The picture above depicts a general Machine learning workflow. The first and most important step in this process is data acquisition. Getting the right data, getting good quality data and getting data spanning over enough time to allow the model to actually learn something from it are all crucial aspects of this process. The predictions will only be as good/relevant as the data on which the model was trained.
Once we have all available data, the next step is to engineer relevant features from it. This requires a good understanding of the business as well as technical expertise. Domain expertise is essential to pinpoint possible factors that could contribute to churn, which can then be framed as input features of the model.

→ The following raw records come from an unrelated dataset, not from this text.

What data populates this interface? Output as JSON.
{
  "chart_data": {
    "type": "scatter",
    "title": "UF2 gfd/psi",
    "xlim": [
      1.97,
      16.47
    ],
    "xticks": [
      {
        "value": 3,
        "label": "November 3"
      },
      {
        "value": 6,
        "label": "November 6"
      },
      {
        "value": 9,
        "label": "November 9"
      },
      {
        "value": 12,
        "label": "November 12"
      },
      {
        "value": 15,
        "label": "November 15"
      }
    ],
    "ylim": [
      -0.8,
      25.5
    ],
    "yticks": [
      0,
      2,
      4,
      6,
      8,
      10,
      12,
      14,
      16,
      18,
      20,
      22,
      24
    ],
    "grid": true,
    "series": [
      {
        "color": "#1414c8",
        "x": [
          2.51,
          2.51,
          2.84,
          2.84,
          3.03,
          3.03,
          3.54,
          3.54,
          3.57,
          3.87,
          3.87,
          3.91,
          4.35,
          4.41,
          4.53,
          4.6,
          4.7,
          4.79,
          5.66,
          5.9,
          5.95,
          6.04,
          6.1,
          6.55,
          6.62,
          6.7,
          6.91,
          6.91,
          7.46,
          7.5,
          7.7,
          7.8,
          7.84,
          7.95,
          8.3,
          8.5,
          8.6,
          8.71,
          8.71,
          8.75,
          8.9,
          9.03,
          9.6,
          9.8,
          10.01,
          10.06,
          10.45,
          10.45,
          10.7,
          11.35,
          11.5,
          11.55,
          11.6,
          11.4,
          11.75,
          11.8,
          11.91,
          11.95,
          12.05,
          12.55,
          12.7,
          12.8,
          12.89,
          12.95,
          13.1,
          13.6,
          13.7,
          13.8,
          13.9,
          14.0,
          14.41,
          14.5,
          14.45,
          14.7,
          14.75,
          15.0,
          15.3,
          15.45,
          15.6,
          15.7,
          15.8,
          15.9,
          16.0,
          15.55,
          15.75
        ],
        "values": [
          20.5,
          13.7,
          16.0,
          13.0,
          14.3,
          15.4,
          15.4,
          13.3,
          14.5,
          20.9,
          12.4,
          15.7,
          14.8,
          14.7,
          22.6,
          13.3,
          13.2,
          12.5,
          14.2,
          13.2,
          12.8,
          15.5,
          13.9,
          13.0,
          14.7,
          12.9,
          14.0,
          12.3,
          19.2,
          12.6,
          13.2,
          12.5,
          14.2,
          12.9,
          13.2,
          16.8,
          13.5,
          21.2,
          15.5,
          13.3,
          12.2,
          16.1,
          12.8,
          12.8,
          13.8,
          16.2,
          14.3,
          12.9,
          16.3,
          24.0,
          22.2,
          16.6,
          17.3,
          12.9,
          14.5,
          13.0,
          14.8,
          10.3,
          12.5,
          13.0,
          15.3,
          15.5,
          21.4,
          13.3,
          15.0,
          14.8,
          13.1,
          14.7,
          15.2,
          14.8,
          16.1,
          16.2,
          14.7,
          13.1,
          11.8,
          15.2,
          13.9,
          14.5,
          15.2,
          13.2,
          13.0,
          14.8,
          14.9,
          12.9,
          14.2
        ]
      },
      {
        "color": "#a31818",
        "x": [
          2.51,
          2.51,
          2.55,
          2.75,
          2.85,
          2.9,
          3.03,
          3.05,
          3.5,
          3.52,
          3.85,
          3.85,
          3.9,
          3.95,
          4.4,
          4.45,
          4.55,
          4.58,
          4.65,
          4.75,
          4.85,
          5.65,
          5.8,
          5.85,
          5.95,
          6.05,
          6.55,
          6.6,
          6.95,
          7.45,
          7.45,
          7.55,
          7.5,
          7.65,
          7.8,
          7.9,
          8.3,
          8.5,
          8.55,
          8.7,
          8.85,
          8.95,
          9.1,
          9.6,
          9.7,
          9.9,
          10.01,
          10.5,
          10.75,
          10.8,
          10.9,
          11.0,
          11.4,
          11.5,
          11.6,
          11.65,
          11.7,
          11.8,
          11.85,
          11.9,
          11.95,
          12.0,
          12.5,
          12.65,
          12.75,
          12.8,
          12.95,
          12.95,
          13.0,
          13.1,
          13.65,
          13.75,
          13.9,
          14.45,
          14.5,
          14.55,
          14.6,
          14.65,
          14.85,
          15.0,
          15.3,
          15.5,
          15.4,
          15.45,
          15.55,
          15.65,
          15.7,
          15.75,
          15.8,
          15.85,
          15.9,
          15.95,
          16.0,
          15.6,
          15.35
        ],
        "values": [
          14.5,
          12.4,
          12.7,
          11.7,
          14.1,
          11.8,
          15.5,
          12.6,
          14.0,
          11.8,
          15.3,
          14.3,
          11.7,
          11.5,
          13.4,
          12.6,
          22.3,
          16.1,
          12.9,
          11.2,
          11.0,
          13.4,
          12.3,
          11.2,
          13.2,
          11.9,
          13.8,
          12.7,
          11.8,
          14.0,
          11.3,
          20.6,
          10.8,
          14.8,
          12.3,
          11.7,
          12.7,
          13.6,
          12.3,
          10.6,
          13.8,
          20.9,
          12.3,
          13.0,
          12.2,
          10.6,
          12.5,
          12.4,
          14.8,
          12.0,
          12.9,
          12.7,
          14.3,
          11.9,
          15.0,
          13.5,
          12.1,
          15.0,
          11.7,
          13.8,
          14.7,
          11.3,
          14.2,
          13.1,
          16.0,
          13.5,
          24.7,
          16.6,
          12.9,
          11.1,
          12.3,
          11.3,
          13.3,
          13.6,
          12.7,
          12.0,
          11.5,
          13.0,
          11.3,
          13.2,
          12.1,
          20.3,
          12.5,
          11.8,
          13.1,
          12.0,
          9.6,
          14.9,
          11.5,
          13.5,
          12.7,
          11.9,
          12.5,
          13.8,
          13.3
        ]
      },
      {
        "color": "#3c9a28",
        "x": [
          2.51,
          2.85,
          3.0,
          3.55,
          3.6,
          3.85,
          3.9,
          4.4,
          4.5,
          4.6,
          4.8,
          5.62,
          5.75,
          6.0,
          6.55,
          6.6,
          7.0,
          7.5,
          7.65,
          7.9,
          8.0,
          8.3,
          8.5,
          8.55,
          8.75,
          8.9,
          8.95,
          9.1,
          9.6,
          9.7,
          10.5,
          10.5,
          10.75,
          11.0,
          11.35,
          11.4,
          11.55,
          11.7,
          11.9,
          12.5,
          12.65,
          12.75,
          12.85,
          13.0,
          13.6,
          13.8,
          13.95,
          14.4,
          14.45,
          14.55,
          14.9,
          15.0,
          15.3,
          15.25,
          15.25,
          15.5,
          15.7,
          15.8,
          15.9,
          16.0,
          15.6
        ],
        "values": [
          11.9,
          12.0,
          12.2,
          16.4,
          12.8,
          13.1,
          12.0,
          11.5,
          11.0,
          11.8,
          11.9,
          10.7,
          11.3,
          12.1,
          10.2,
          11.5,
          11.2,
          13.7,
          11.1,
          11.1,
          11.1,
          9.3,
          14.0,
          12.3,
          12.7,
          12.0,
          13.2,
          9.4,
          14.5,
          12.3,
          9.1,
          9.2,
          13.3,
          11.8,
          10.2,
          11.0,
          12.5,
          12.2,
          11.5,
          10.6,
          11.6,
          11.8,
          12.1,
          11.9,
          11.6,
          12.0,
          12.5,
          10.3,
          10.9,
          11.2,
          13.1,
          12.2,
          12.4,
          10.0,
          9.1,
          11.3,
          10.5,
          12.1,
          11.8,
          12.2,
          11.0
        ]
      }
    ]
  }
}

After the input features are decided, the model can be trained on a subset of the available data (Training dataset) and then its performance evaluated against a test dataset. Multiple rounds of training may be done with different model parameters tweaked, in order to understand which model gives the best predictions on the test dataset. Here, model performance is measured based on several metrics, such as the overall accuracy of prediction, as also the AUC, Sensitivity, Specificity etc. the input features may also be changed (example, reducing/increasing features, combining features to create new ones) and the model metrics compared to understand the best performing model. Once we have the final model, new customer data can be fed into it to get predictions on the probability of churn. From the model output, it is also possible to understand which factors contribute the most to churn at a customer level.
The picture below depicts a Churn dashboard. Each customer’s predicted churn risk can be viewed as also the main contributing factors towards that prediction.
All the approaches mentioned here make use of available customer data to gain better insights about the customer. Using a combination of these approaches will help us understand our customers better and provide them with a much better experience in the long run, helping us build a good customer relationship and retain a loyal customer base.